Saturday, June 13, 2009
6833: Scrutinizing Sotomayor.
From The Chicago Sun-Times…
Is Judge Sotomayor playing race card?
Like a stopped clock that is accurate twice a day, Rush Limbaugh is sometimes actually funny.
After Supreme Court nominee Sonia Sotomayor tripped and broke her ankle Monday, Limbaugh said, “I hope she can find a wise Latina doctor to set that ankle, as opposed to an average white doctor, because the wise Latina doctor has much richer experience with broken ankles.”
Oh, come on. That is funny.
Or at least reasonably clever, Sotomayor having said in 2001, “I would hope that a wise Latina woman with the richness of her experiences would more often than not reach a better conclusion than a white male who hasn’t lived that life.”
I have defended Sotomayor for making that statement, while the White House has not. “I’m sure she would have restated it,” President Barack Obama said shortly after the storm broke over Sotomayor’s remarks.
Sotomayor has been making the rounds on Capitol Hill, assuring senators that what she meant to say was that “there is only one law” and she would follow that law “ultimately and completely.”
But you can see why Democrats are nervous. Roland Burris, a political hack, muscled his way into the Senate by nakedly playing the race card, and now everybody is jumpy about any comments that seem to indicate one race should be favored over another. (Unless it is white people being favored, in which case there is rarely a controversy.)
Burris, whose main claim to fame was that in 16 years of holding public office in Illinois he had not been indicted even once, was appointed to the U.S. Senate by Gov. Rod Blagojevich, who a few weeks earlier had been led away in handcuffs, accused of trying to sell that Senate seat.
Initially, the White House and the Senate’s Democratic leadership wanted to delay Burris’ appointment until Blagojevich was impeached so the new, untainted governor of Illinois could fill the seat.
But Team Burris quickly moved into action. Rep. Bobby Rush dared the Senate to deny a black man the seat that had been held by Barack Obama.
“There are no African Americans in the Senate, and I don’t think that anyone, any U.S. senator who is sitting right now, would want to go on record to deny one African American from being seated in the U.S. Senate,” he said.
After Burris stood outside the Senate in the rain after being rebuffed from taking his seat on Jan. 6, Rush went on “Hardball With Chris Matthews” and said: “It reminded me of the dogs being sicced on children in Birmingham.”
With that, opposition to the quick seating of Burris collapsed.
After going back to Illinois and swearing under oath that he had never tried to buy the Senate seat from Blagojevich, Burris returned to Washington and was sworn in as the junior senator from Illinois.
All has not gone well, however.

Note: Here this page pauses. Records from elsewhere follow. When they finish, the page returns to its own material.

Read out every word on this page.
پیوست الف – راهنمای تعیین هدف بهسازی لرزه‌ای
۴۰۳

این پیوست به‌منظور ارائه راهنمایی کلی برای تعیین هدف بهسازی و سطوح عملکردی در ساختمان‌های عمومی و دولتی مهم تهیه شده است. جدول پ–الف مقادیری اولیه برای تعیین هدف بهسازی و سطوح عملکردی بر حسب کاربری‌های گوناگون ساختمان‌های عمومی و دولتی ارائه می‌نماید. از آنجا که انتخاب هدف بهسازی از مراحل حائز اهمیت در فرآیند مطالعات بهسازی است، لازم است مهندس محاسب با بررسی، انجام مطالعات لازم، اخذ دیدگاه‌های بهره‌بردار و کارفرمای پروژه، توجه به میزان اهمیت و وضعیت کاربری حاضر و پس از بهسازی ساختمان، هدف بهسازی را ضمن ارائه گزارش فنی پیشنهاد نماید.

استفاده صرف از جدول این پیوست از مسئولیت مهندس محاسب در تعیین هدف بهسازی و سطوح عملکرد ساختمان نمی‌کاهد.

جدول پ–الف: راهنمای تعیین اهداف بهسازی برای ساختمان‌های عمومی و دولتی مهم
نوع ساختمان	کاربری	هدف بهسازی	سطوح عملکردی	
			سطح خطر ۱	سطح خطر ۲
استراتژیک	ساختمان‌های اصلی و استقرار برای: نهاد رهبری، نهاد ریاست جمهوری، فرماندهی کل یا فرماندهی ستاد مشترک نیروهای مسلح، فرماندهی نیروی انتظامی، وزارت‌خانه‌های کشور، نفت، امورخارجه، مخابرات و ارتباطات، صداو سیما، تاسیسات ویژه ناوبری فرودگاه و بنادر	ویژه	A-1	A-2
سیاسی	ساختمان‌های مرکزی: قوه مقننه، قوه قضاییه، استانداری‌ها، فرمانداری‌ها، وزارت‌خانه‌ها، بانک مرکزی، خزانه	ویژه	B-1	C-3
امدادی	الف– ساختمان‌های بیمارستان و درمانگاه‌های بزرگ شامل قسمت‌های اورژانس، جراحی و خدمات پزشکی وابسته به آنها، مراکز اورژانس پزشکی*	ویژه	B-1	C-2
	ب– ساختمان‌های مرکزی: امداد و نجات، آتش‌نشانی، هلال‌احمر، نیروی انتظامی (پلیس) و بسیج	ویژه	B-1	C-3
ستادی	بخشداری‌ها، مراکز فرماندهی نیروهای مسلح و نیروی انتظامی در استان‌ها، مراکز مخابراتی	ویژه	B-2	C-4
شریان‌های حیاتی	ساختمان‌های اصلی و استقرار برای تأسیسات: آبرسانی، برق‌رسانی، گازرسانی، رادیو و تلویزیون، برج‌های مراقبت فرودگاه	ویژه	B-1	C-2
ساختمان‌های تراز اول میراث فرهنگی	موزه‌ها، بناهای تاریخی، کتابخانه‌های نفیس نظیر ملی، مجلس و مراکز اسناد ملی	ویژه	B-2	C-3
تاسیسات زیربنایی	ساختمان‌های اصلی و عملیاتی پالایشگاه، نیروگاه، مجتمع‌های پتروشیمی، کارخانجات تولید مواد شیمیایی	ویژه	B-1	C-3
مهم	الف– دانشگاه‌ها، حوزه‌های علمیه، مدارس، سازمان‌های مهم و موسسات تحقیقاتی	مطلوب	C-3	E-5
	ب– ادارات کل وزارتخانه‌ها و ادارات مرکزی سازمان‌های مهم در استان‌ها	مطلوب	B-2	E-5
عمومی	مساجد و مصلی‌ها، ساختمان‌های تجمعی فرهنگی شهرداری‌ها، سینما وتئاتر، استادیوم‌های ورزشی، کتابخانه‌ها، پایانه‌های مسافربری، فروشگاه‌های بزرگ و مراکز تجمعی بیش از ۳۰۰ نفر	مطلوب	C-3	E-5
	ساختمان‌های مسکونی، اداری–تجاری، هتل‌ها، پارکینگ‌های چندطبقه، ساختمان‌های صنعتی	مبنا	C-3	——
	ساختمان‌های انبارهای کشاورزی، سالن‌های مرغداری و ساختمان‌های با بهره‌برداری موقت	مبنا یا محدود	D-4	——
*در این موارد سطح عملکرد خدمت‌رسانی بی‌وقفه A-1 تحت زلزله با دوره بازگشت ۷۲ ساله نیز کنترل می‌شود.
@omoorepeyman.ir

Two weeks ago, the transcript of a secretly recorded phone call between Burris and the brother of Blagojevich was released in federal court. In the phone call, Burris offers to write a check to the Rod Blagojevich campaign and says, “I’m very much interested in, in trying to replace Obama, OK.”
The Senate Ethics Committee is looking into all of this, but some senators are now nervous and angry. They folded in the face of the race card when it came to Burris, but now some are aflame over what they see as Sonia Sotomayor’s playing of the same card.
“We need to know, for example, whether she’s going to be a justice for all of us or just a justice for a few of us,” Sen. John Cornyn (R-Texas), a member of the Judiciary Committee, said on “This Week With George Stephanopoulos.”
Sen. Jeff Sessions of Alabama, the ranking Republican on the committee, said on “Meet the Press” with David Gregory that while he would not use the word “racist” to describe Sotomayor, “I think that she is a person who believes that her background can influence her decision. That’s what troubles me.”
The Democrats are sticking with Sotomayor. Senate Majority Leader Harry Reid wrote an op-ed piece recently in the Miami Herald that began: “Some slivers of my past: a dust storm. A one-room schoolhouse. The teacher who gave me boxing gloves.”
Reid writes that all those things shaped his life, just as Sotomayor’s life “as a Latina” shaped hers. He says that as he talked to Sotomayor recently, he saw a “reflection of myself and of the fabric of this country.”
“She is the quintessential American story. How is this a detriment to the highest court in the land?”
A good question. And, as her nomination hearings begin July 13, one that is sure to be asked repeatedly.